Феликс поднялся со стула и приблизился к креслу миледи нетвердою походкой, как подобало человеку одержимому разными недугами. Он взял руку леди Лидиард и поцеловал ее с восторженным благоговением.
– Удивительное существо! – проговорил он. – Вы, может быть, сами не сознаете этого, но вы меня примиряете с человечеством! Как великодушна! Как благородна! Я думаю, теперь можно отправиться в постель, мистер Трой? Если, впрочем, вам не нужно еще чего-нибудь от меня. Я чувствую, как кружится моя голова, как дрожат мои ноги. Но это ничего, мне станет легче, когда Альфред меня разденет. Да благословит вас Бог, тетушка, я никогда еще так не гордился родством с вами, как сегодня. Прощайте, мистер Трой. Не забудьте же о записке, не беспокойтесь провожать меня до дверей, я надеюсь, что не упаду дорогой, но если б это даже и случилось, в передней есть швейцар, который меня поднимет. О, швейцар, как я тебе завидую, ты жирен, как масло, и ленив, как боров! До свидания! До свидания! – и посылая рукой поцелуи, он расслабленною походкой удалился из комнаты.
– Он действительно болен, как вы думаете? – спросил мистер Трой.
– Моему племяннику за пятьдесят лет, – отвечала леди Лидиард, – а он все еще хочет жить, как будто бы был молод. От времени до времени природа говорит ему: «Феликс, ты уже стар!» Тогда Феликс отправляется в постель, приписывая все нервам.
– Полагаю, можно поверить, что он сдержит слово и напишет в Париж, – продолжал мистер Трой.

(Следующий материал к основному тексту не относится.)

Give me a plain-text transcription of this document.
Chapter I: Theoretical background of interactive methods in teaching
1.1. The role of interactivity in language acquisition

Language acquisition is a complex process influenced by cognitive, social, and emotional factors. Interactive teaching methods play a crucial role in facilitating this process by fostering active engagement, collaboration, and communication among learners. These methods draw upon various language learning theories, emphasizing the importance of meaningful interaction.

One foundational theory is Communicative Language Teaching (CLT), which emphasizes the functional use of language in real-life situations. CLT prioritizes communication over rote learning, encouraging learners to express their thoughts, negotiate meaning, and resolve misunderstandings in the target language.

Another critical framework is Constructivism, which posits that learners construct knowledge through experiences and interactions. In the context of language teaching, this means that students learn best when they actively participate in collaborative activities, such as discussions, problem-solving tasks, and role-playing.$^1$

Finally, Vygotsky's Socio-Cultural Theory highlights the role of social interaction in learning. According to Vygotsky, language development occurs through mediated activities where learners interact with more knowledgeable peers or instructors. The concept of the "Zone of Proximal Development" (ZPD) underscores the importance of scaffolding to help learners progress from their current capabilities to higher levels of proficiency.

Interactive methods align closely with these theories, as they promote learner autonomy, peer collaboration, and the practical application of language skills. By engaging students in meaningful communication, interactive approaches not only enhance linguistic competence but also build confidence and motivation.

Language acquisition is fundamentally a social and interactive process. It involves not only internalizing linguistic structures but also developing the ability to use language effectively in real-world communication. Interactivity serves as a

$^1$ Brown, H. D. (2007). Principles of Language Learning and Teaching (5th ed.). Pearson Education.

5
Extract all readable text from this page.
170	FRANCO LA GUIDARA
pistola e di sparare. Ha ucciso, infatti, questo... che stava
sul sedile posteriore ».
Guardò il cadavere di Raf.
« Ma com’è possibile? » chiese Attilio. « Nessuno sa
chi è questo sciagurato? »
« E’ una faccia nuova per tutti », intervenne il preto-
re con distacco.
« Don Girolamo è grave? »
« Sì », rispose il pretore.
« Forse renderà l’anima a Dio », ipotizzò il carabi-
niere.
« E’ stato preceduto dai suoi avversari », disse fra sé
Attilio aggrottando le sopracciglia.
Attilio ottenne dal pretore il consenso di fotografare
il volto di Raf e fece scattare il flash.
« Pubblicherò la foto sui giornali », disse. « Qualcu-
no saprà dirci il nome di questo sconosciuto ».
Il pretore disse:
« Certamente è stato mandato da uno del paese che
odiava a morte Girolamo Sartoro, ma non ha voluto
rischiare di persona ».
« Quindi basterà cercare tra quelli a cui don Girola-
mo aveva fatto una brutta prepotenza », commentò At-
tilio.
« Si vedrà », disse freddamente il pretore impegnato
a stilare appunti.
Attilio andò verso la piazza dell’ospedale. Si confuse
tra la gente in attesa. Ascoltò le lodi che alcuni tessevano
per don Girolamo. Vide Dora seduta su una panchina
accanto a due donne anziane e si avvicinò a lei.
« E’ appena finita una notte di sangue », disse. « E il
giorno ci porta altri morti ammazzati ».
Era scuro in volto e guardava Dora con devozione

– О, да! Он, может быть, отложит, но сделает наверняка. Несмотря на его флегматическую, манеру, на него находят минуты, когда он удивляет своею энергией. Так как мы уже начали говорить о всевозможных сюрпризах, то я вам должна сказать нечто о Муди. За последние два дня я заметила в нем значительную перемену, и перемену к худшему.
– Вы удивляете меня, миледи. В какую же сторону изменился Муди?
– Вы сейчас услышите. Вчера была пятница. Вы взяли его с собой рано утром по делам.
Мистер Трой молча поклонился. Он не считал удобным говорить о свидании, при котором старый Шарон выманил у него гинею.